Effective chronic pain management is focused on maximizing function and limiting disability, not just on reducing pain.

Take your sleeping pill when you can get a full night's sleep. Only take a sleeping pill when you know you can get a full night's sleep of at least 7 to 8 hours.

Older anticonvulsants such as carbamazepine and phenytoin have some efficacy for neuropathic pain, but are associated with frequent adverse effects, drug-drug interactions and potentially severe adverse reactions, such as granulocytopenia and hyponatremia.

Sleep. For all patients recommend good sleep habits. Screen for sleep disturbance. Sleep complaints occur in 67–88% of individuals with chronic pain. Sleep and pain are often linked. Sleep disturbances may decrease pain thresholds and contribute to hypersensitivity of neural nociceptive pathways.

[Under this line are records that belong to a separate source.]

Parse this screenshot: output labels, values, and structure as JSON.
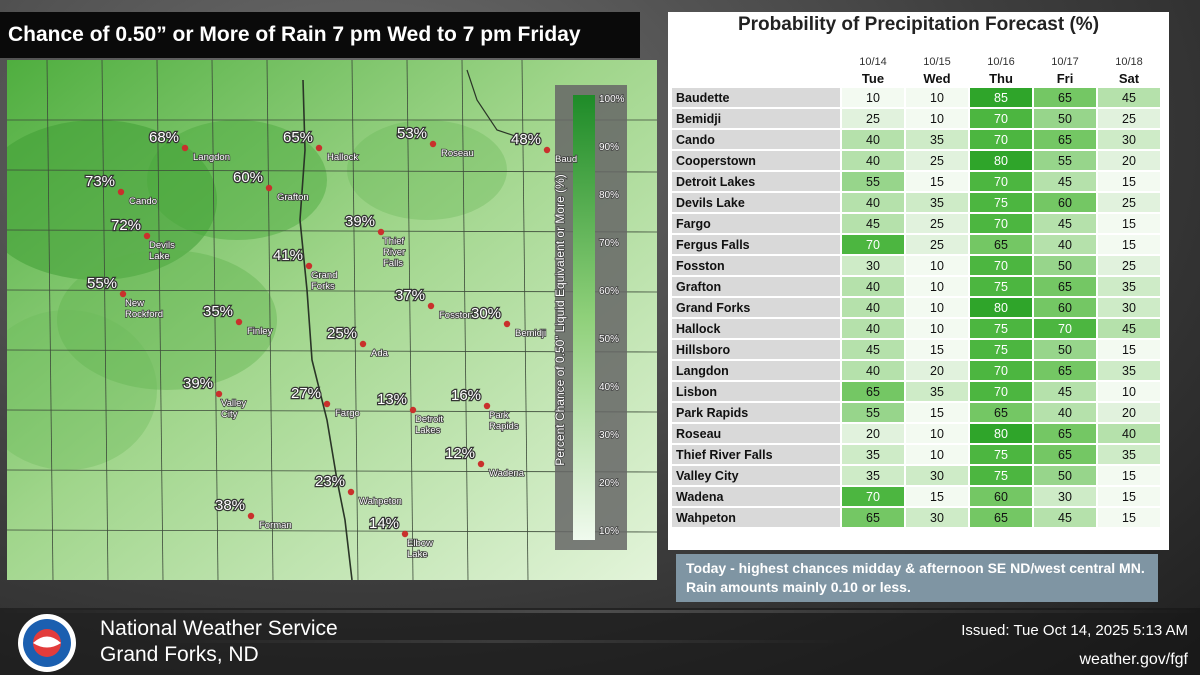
{
  "title": "Chance of 0.50” or More of Rain 7 pm Wed to 7 pm Friday",
  "legend": {
    "axis_label": "Percent Chance of 0.50” Liquid Equivalent or More (%)",
    "ticks": [
      "100%",
      "90%",
      "80%",
      "70%",
      "60%",
      "50%",
      "40%",
      "30%",
      "20%",
      "10%"
    ]
  },
  "map_points": [
    {
      "pct": "68%",
      "city": "Langdon",
      "value": 68
    },
    {
      "pct": "65%",
      "city": "Hallock",
      "value": 65
    },
    {
      "pct": "53%",
      "city": "Roseau",
      "value": 53
    },
    {
      "pct": "48%",
      "city": "Baud",
      "value": 48
    },
    {
      "pct": "73%",
      "city": "Cando",
      "value": 73
    },
    {
      "pct": "60%",
      "city": "Grafton",
      "value": 60
    },
    {
      "pct": "72%",
      "city": "Devils\nLake",
      "value": 72
    },
    {
      "pct": "39%",
      "city": "Thief\nRiver\nFalls",
      "value": 39
    },
    {
      "pct": "41%",
      "city": "Grand\nForks",
      "value": 41
    },
    {
      "pct": "55%",
      "city": "New\nRockford",
      "value": 55
    },
    {
      "pct": "35%",
      "city": "Finley",
      "value": 35
    },
    {
      "pct": "37%",
      "city": "Fosston",
      "value": 37
    },
    {
      "pct": "30%",
      "city": "Bemidji",
      "value": 30
    },
    {
      "pct": "25%",
      "city": "Ada",
      "value": 25
    },
    {
      "pct": "39%",
      "city": "Valley\nCity",
      "value": 39
    },
    {
      "pct": "27%",
      "city": "Fargo",
      "value": 27
    },
    {
      "pct": "13%",
      "city": "Detroit\nLakes",
      "value": 13
    },
    {
      "pct": "16%",
      "city": "Park\nRapids",
      "value": 16
    },
    {
      "pct": "12%",
      "city": "Wadena",
      "value": 12
    },
    {
      "pct": "23%",
      "city": "Wahpeton",
      "value": 23
    },
    {
      "pct": "38%",
      "city": "Forman",
      "value": 38
    },
    {
      "pct": "14%",
      "city": "Elbow\nLake",
      "value": 14
    }
  ],
  "table": {
    "title": "Probability of Precipitation Forecast (%)",
    "dates": [
      "10/14",
      "10/15",
      "10/16",
      "10/17",
      "10/18"
    ],
    "days": [
      "Tue",
      "Wed",
      "Thu",
      "Fri",
      "Sat"
    ],
    "rows": [
      {
        "name": "Baudette",
        "values": [
          10,
          10,
          85,
          65,
          45
        ]
      },
      {
        "name": "Bemidji",
        "values": [
          25,
          10,
          70,
          50,
          25
        ]
      },
      {
        "name": "Cando",
        "values": [
          40,
          35,
          70,
          65,
          30
        ]
      },
      {
        "name": "Cooperstown",
        "values": [
          40,
          25,
          80,
          55,
          20
        ]
      },
      {
        "name": "Detroit Lakes",
        "values": [
          55,
          15,
          70,
          45,
          15
        ]
      },
      {
        "name": "Devils Lake",
        "values": [
          40,
          35,
          75,
          60,
          25
        ]
      },
      {
        "name": "Fargo",
        "values": [
          45,
          25,
          70,
          45,
          15
        ]
      },
      {
        "name": "Fergus Falls",
        "values": [
          70,
          25,
          65,
          40,
          15
        ]
      },
      {
        "name": "Fosston",
        "values": [
          30,
          10,
          70,
          50,
          25
        ]
      },
      {
        "name": "Grafton",
        "values": [
          40,
          10,
          75,
          65,
          35
        ]
      },
      {
        "name": "Grand Forks",
        "values": [
          40,
          10,
          80,
          60,
          30
        ]
      },
      {
        "name": "Hallock",
        "values": [
          40,
          10,
          75,
          70,
          45
        ]
      },
      {
        "name": "Hillsboro",
        "values": [
          45,
          15,
          75,
          50,
          15
        ]
      },
      {
        "name": "Langdon",
        "values": [
          40,
          20,
          70,
          65,
          35
        ]
      },
      {
        "name": "Lisbon",
        "values": [
          65,
          35,
          70,
          45,
          10
        ]
      },
      {
        "name": "Park Rapids",
        "values": [
          55,
          15,
          65,
          40,
          20
        ]
      },
      {
        "name": "Roseau",
        "values": [
          20,
          10,
          80,
          65,
          40
        ]
      },
      {
        "name": "Thief River Falls",
        "values": [
          35,
          10,
          75,
          65,
          35
        ]
      },
      {
        "name": "Valley City",
        "values": [
          35,
          30,
          75,
          50,
          15
        ]
      },
      {
        "name": "Wadena",
        "values": [
          70,
          15,
          60,
          30,
          15
        ]
      },
      {
        "name": "Wahpeton",
        "values": [
          65,
          30,
          65,
          45,
          15
        ]
      }
    ]
  },
  "note": "Today - highest chances midday & afternoon SE ND/west central MN.  Rain amounts mainly 0.10 or less.",
  "footer": {
    "office_line1": "National Weather Service",
    "office_line2": "Grand Forks, ND",
    "logo_text": "NATIONAL WEATHER SERVICE",
    "issued": "Issued: Tue Oct 14, 2025 5:13 AM",
    "website": "weather.gov/fgf"
  }
}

Failing urine drug screening tests. Some jobs require a negative urine drug screen, and employment may not be compatible with opioid therapy. Patient can be harmed financially and professionally if they screen positive for an opioid, even when prescribed and monitored by a clinician.

Advantages website of buprenorphine include its effectiveness, and lack of development of tolerance to it. As a Schedule III drug, it may be written with refills for up to 6 months. Disadvantages include occasional problems with rash from transdermal patch use, and greater expense.

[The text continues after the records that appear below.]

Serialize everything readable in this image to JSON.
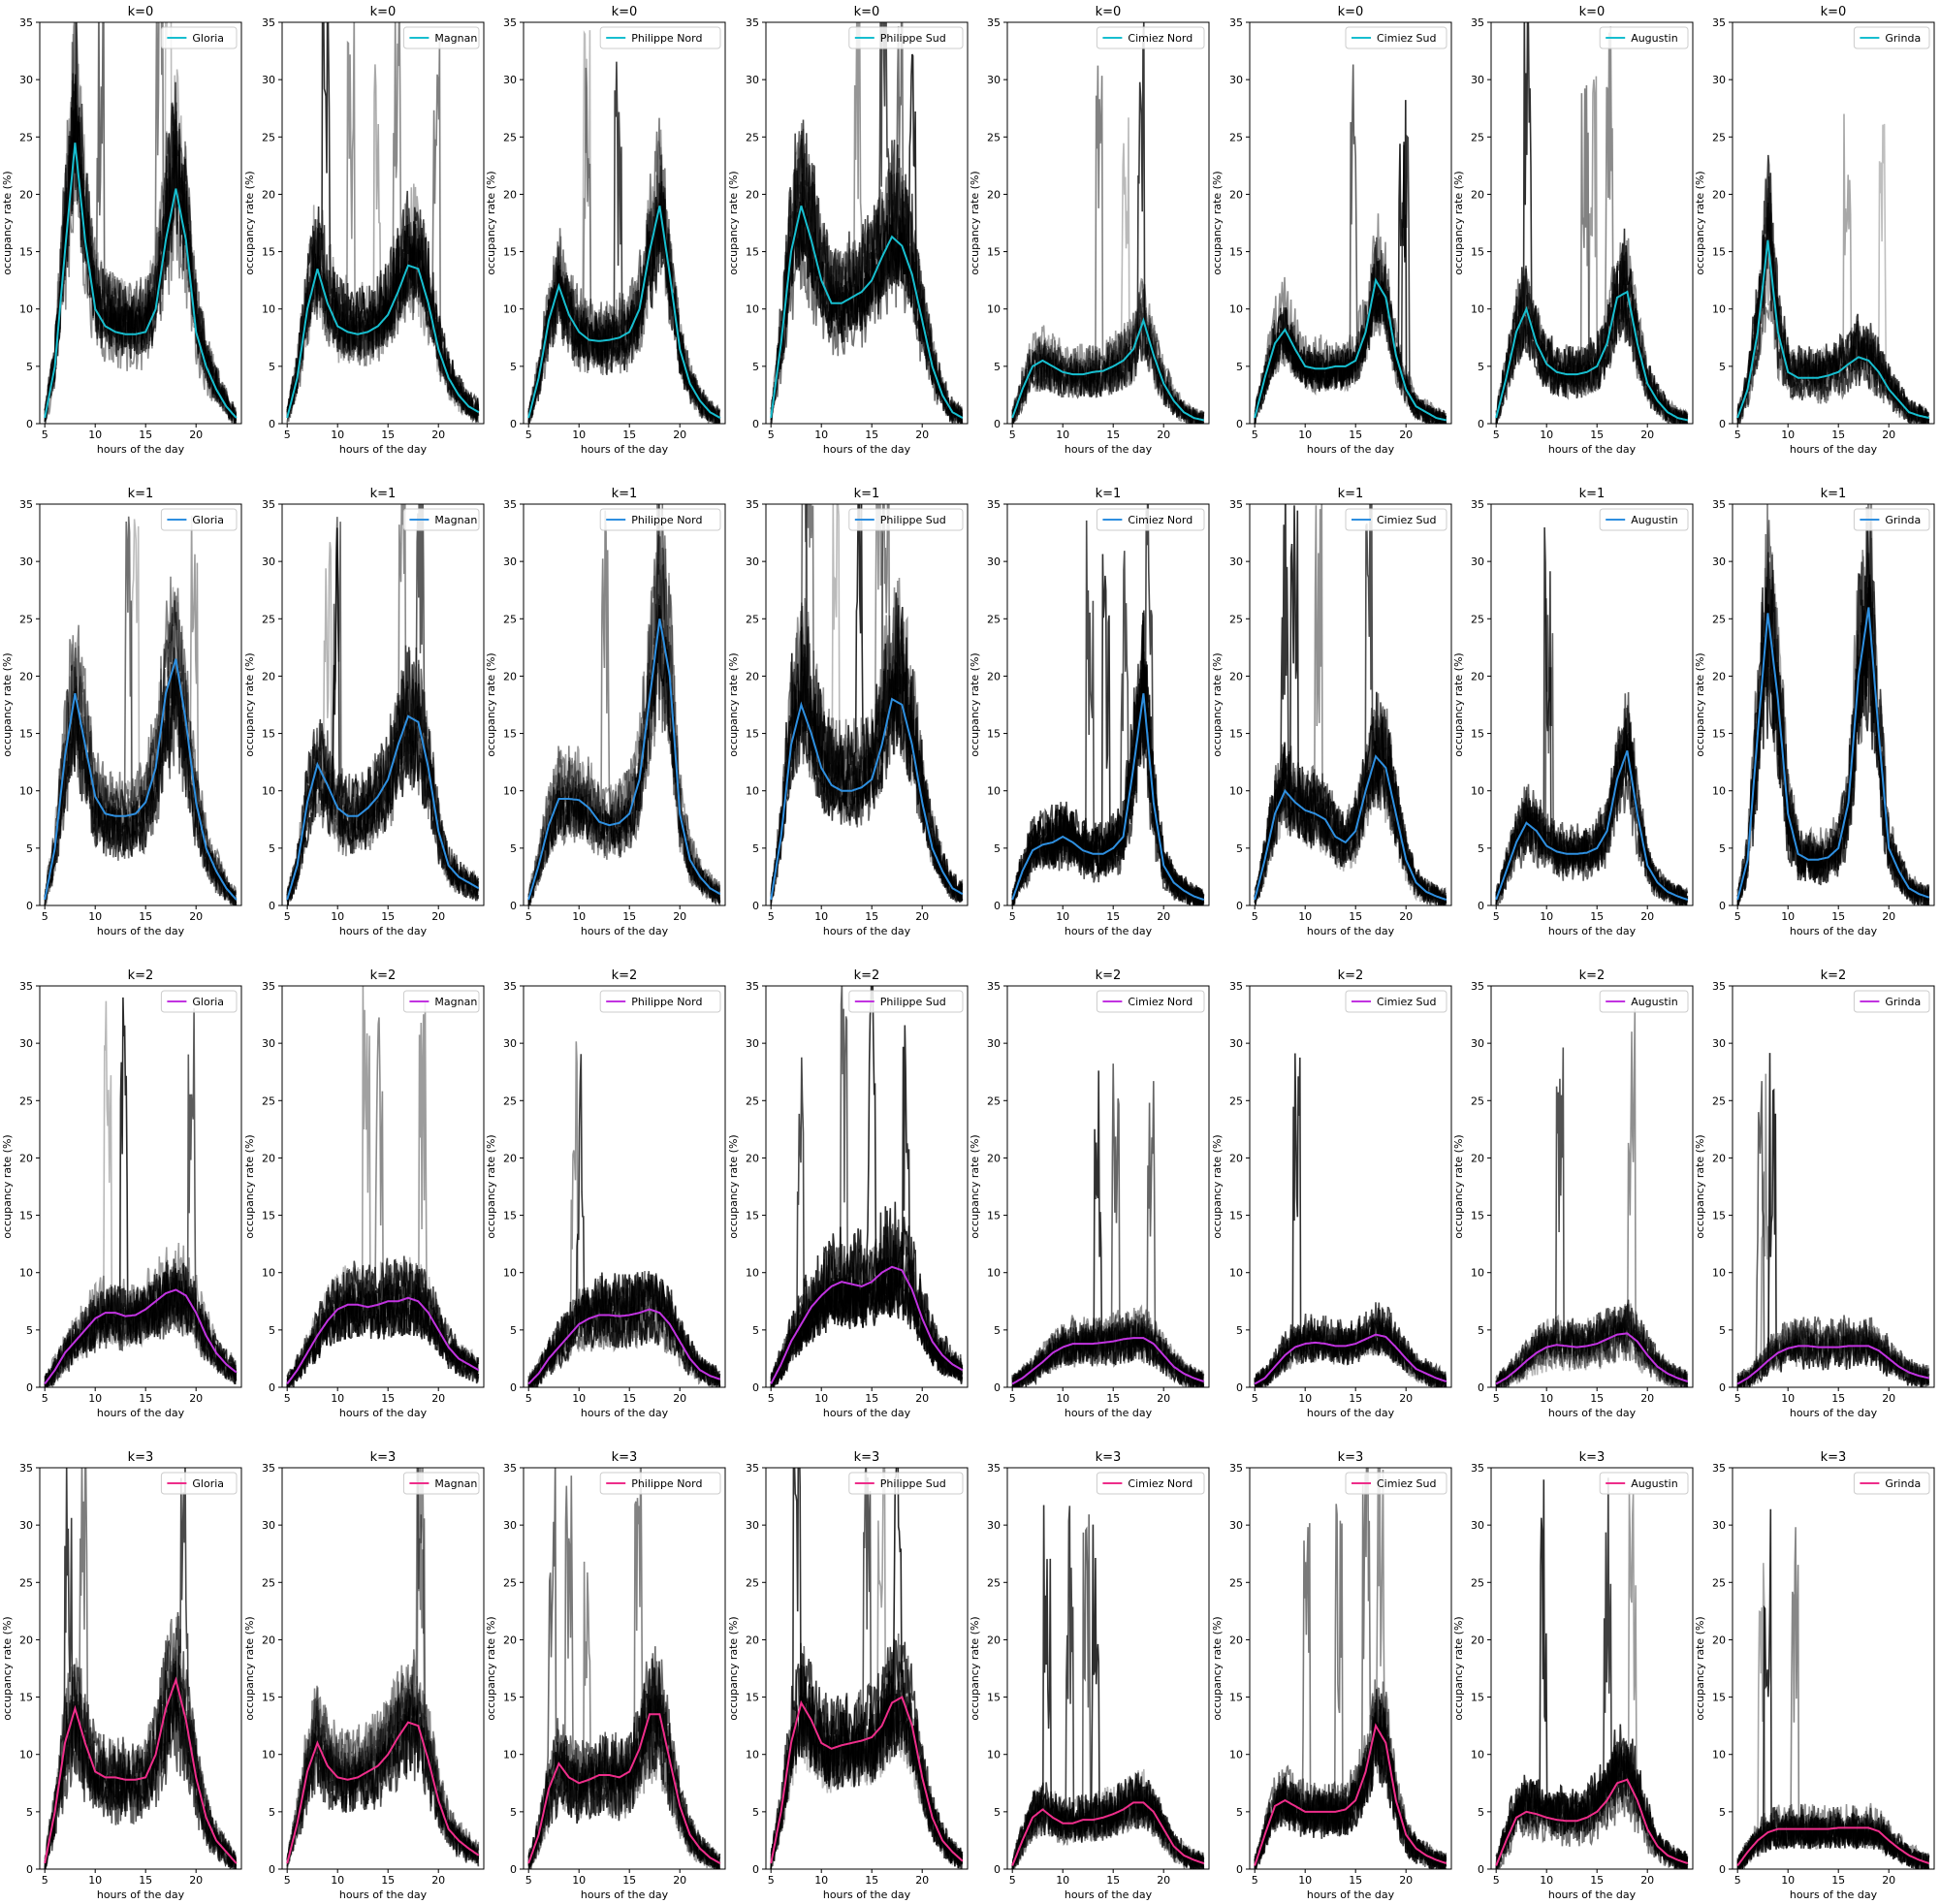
{
  "figure": {
    "rows": [
      {
        "title": "k=0",
        "color": "#17becf"
      },
      {
        "title": "k=1",
        "color": "#2e8fe0"
      },
      {
        "title": "k=2",
        "color": "#c133e0"
      },
      {
        "title": "k=3",
        "color": "#ee2d8a"
      }
    ],
    "colors_note": "mean curve per cluster row; gray/black lines are individual daily profiles"
  },
  "chart_data": {
    "type": "line",
    "layout": "grid 4 rows x 8 columns of small multiples",
    "xlabel": "hours of the day",
    "ylabel": "occupancy rate (%)",
    "xlim": [
      4.5,
      24.5
    ],
    "ylim": [
      0,
      35
    ],
    "xticks": [
      5,
      10,
      15,
      20
    ],
    "yticks": [
      0,
      5,
      10,
      15,
      20,
      25,
      30,
      35
    ],
    "legend_position": "top-right",
    "parkings": [
      "Gloria",
      "Magnan",
      "Philippe Nord",
      "Philippe Sud",
      "Cimiez Nord",
      "Cimiez Sud",
      "Augustin",
      "Grinda"
    ],
    "mean_curves": {
      "hours": [
        5,
        6,
        7,
        8,
        9,
        10,
        11,
        12,
        13,
        14,
        15,
        16,
        17,
        18,
        19,
        20,
        21,
        22,
        23,
        24
      ],
      "k=0": [
        [
          0.5,
          5,
          15,
          24.5,
          16,
          10,
          8.5,
          8,
          7.8,
          7.8,
          8,
          10,
          16,
          20.5,
          16,
          8,
          5,
          3,
          1.5,
          0.5
        ],
        [
          0.5,
          4,
          10,
          13.5,
          10.5,
          8.5,
          8,
          7.8,
          8,
          8.5,
          9.5,
          11.5,
          13.8,
          13.5,
          10.5,
          6.5,
          4,
          2.5,
          1.5,
          1
        ],
        [
          0.5,
          4,
          9,
          12,
          9.5,
          8,
          7.3,
          7.2,
          7.3,
          7.5,
          8,
          10,
          15,
          19,
          13,
          6.5,
          3.5,
          2,
          1,
          0.5
        ],
        [
          0.5,
          7,
          15,
          19,
          16,
          12.5,
          10.5,
          10.5,
          11,
          11.5,
          12.5,
          14.5,
          16.3,
          15.5,
          13,
          9,
          5,
          2.5,
          1,
          0.5
        ],
        [
          0.5,
          3,
          5,
          5.5,
          5,
          4.5,
          4.3,
          4.3,
          4.5,
          4.6,
          5,
          5.5,
          6.5,
          9,
          6,
          3.5,
          2,
          1,
          0.5,
          0.3
        ],
        [
          0.5,
          4,
          7,
          8.2,
          6.5,
          5,
          4.8,
          4.8,
          5,
          5,
          5.5,
          8,
          12.5,
          11,
          6,
          3,
          1.5,
          1,
          0.5,
          0.3
        ],
        [
          0.5,
          4,
          8,
          10,
          7,
          5.2,
          4.5,
          4.3,
          4.3,
          4.5,
          5,
          7,
          11,
          11.5,
          7,
          3.5,
          2,
          1,
          0.5,
          0.3
        ],
        [
          0.5,
          3,
          8,
          16,
          8,
          4.5,
          4,
          4,
          4,
          4.2,
          4.5,
          5.2,
          5.8,
          5.5,
          4.5,
          3,
          2,
          1,
          0.7,
          0.5
        ]
      ],
      "k=1": [
        [
          0.5,
          5,
          13,
          18.5,
          14,
          9.5,
          8,
          7.8,
          7.8,
          8,
          9,
          12,
          18.5,
          21.5,
          16,
          9,
          5,
          3,
          1.5,
          0.5
        ],
        [
          0.5,
          3.5,
          9,
          12.3,
          10.5,
          8.5,
          7.8,
          7.8,
          8.5,
          9.5,
          11,
          14,
          16.5,
          16,
          12,
          6.5,
          3.5,
          2.5,
          2,
          1.5
        ],
        [
          0.5,
          3.5,
          7,
          9.3,
          9.3,
          9.2,
          8.5,
          7.3,
          7,
          7.2,
          8,
          11,
          18,
          25,
          20,
          8,
          4,
          2.5,
          1.5,
          1
        ],
        [
          0.5,
          6,
          14,
          17.5,
          15,
          12,
          10.5,
          10,
          10,
          10.3,
          11,
          14,
          18,
          17.5,
          14,
          9,
          5,
          3,
          1.5,
          1
        ],
        [
          0.5,
          3,
          4.8,
          5.3,
          5.5,
          6,
          5.5,
          4.8,
          4.5,
          4.5,
          5,
          6,
          12,
          18.5,
          9,
          3.5,
          2,
          1.3,
          0.8,
          0.5
        ],
        [
          0.5,
          4,
          8,
          10,
          9,
          8.3,
          8,
          7.5,
          6,
          5.5,
          6.5,
          10,
          13,
          12,
          8,
          4,
          2,
          1.2,
          0.8,
          0.5
        ],
        [
          0.5,
          3,
          5.5,
          7.2,
          6.5,
          5.2,
          4.7,
          4.5,
          4.5,
          4.6,
          5,
          6.5,
          11,
          13.5,
          8,
          3.5,
          2,
          1.2,
          0.8,
          0.5
        ],
        [
          0.5,
          4,
          15,
          25.5,
          18,
          8,
          4.5,
          4,
          4,
          4.2,
          5,
          9,
          20,
          26,
          15,
          5,
          3,
          1.5,
          1,
          0.7
        ]
      ],
      "k=2": [
        [
          0.3,
          1.5,
          3,
          4,
          5,
          6,
          6.5,
          6.5,
          6.2,
          6.3,
          6.8,
          7.5,
          8.2,
          8.5,
          8,
          6.5,
          4.5,
          3,
          2,
          1.3
        ],
        [
          0.3,
          1.5,
          3,
          4.5,
          5.8,
          6.8,
          7.2,
          7.2,
          7,
          7.2,
          7.5,
          7.5,
          7.8,
          7.5,
          6.5,
          5,
          3.5,
          2.5,
          2,
          1.5
        ],
        [
          0.3,
          1.2,
          2.5,
          3.5,
          4.5,
          5.5,
          6,
          6.3,
          6.3,
          6.2,
          6.3,
          6.5,
          6.8,
          6.5,
          5.5,
          4,
          2.5,
          1.5,
          1,
          0.7
        ],
        [
          0.3,
          2,
          4,
          5.5,
          7,
          8,
          8.8,
          9.2,
          9,
          8.8,
          9.2,
          10,
          10.5,
          10.2,
          8.5,
          6,
          4,
          2.8,
          2,
          1.5
        ],
        [
          0.3,
          0.8,
          1.5,
          2.2,
          3,
          3.5,
          3.8,
          3.8,
          3.8,
          3.9,
          4,
          4.2,
          4.3,
          4.3,
          3.8,
          2.8,
          1.8,
          1.2,
          0.8,
          0.5
        ],
        [
          0.3,
          0.8,
          1.8,
          2.8,
          3.5,
          3.8,
          3.9,
          3.8,
          3.6,
          3.6,
          3.8,
          4.2,
          4.6,
          4.4,
          3.5,
          2.5,
          1.6,
          1.2,
          0.8,
          0.5
        ],
        [
          0.3,
          0.8,
          1.5,
          2.3,
          3,
          3.5,
          3.7,
          3.6,
          3.5,
          3.6,
          3.8,
          4.2,
          4.6,
          4.7,
          4,
          2.8,
          1.8,
          1.2,
          0.8,
          0.5
        ],
        [
          0.3,
          0.8,
          1.5,
          2.3,
          3,
          3.4,
          3.6,
          3.6,
          3.5,
          3.5,
          3.5,
          3.6,
          3.6,
          3.6,
          3.2,
          2.5,
          1.8,
          1.3,
          1,
          0.8
        ]
      ],
      "k=3": [
        [
          0.5,
          5,
          11,
          14,
          11,
          8.5,
          8,
          8,
          7.8,
          7.8,
          8,
          10,
          14,
          16.5,
          13,
          8,
          4.5,
          2.5,
          1.5,
          0.5
        ],
        [
          0.5,
          4,
          8.5,
          11,
          9,
          8,
          7.8,
          8,
          8.5,
          9,
          10,
          11.5,
          12.8,
          12.5,
          9.5,
          6,
          3.5,
          2.5,
          1.8,
          1.2
        ],
        [
          0.5,
          3,
          7,
          9.2,
          8,
          7.5,
          7.8,
          8.2,
          8.2,
          8,
          8.5,
          10.5,
          13.5,
          13.5,
          9.5,
          5.5,
          3,
          1.8,
          1,
          0.5
        ],
        [
          0.5,
          5,
          11,
          14.5,
          13,
          11,
          10.5,
          10.8,
          11,
          11.2,
          11.5,
          12.5,
          14.5,
          15,
          12.5,
          8,
          4.5,
          2.5,
          1.5,
          0.7
        ],
        [
          0.3,
          2.5,
          4.5,
          5.2,
          4.5,
          4,
          4,
          4.3,
          4.3,
          4.5,
          4.8,
          5.2,
          5.8,
          5.8,
          5,
          3.5,
          2,
          1.2,
          0.8,
          0.5
        ],
        [
          0.3,
          3,
          5.5,
          6,
          5.5,
          5,
          5,
          5,
          5,
          5.2,
          6,
          8.5,
          12.5,
          11,
          6,
          3,
          1.8,
          1.2,
          0.8,
          0.5
        ],
        [
          0.3,
          2.5,
          4.5,
          5,
          4.8,
          4.5,
          4.3,
          4.2,
          4.2,
          4.5,
          5,
          6,
          7.5,
          7.8,
          6,
          3.5,
          2,
          1.2,
          0.8,
          0.5
        ],
        [
          0.3,
          1.5,
          2.5,
          3.2,
          3.5,
          3.5,
          3.5,
          3.5,
          3.5,
          3.5,
          3.6,
          3.6,
          3.6,
          3.6,
          3.3,
          2.5,
          1.8,
          1.2,
          0.8,
          0.5
        ]
      ]
    }
  }
}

Fentanyl. Do not prescribe fentanyl for opioid naïve patients. Only consider prescribing fentanyl in a few unusual situations. Possible examples include: transdermal when gut mu receptors should be avoided; in head and neck cancer when oral intake is challenging; end of life care; intravenous in a patient with intrathecal “pain pump”; buccal and sublingual for episodic and breakthrough end-stage cancer pain.

Urine drug testing. Obtain a urine drug screen (UDS) for all patients on chronic opioid therapy at least once per year, and any time there is a concern for inappropriate use, use of other substances, or diversion.99

Chronic primary pain syndromes. These syndromes represent a disease itself. A chronic primary pain syndrome is defined as pain in one or more anatomical regions that persists or recurs for longer than 3 months and is associated with significant emotional distress or functional disability (interference with activities of daily life and participation in social roles) and that cannot be better accounted for by another chronic pain condition.17

Read the medication guide. Read the medication guide for patients so that you understand how and when to take your medicine and what the major potential side effects are. If you have any questions, ask your pharmacist or health care provider.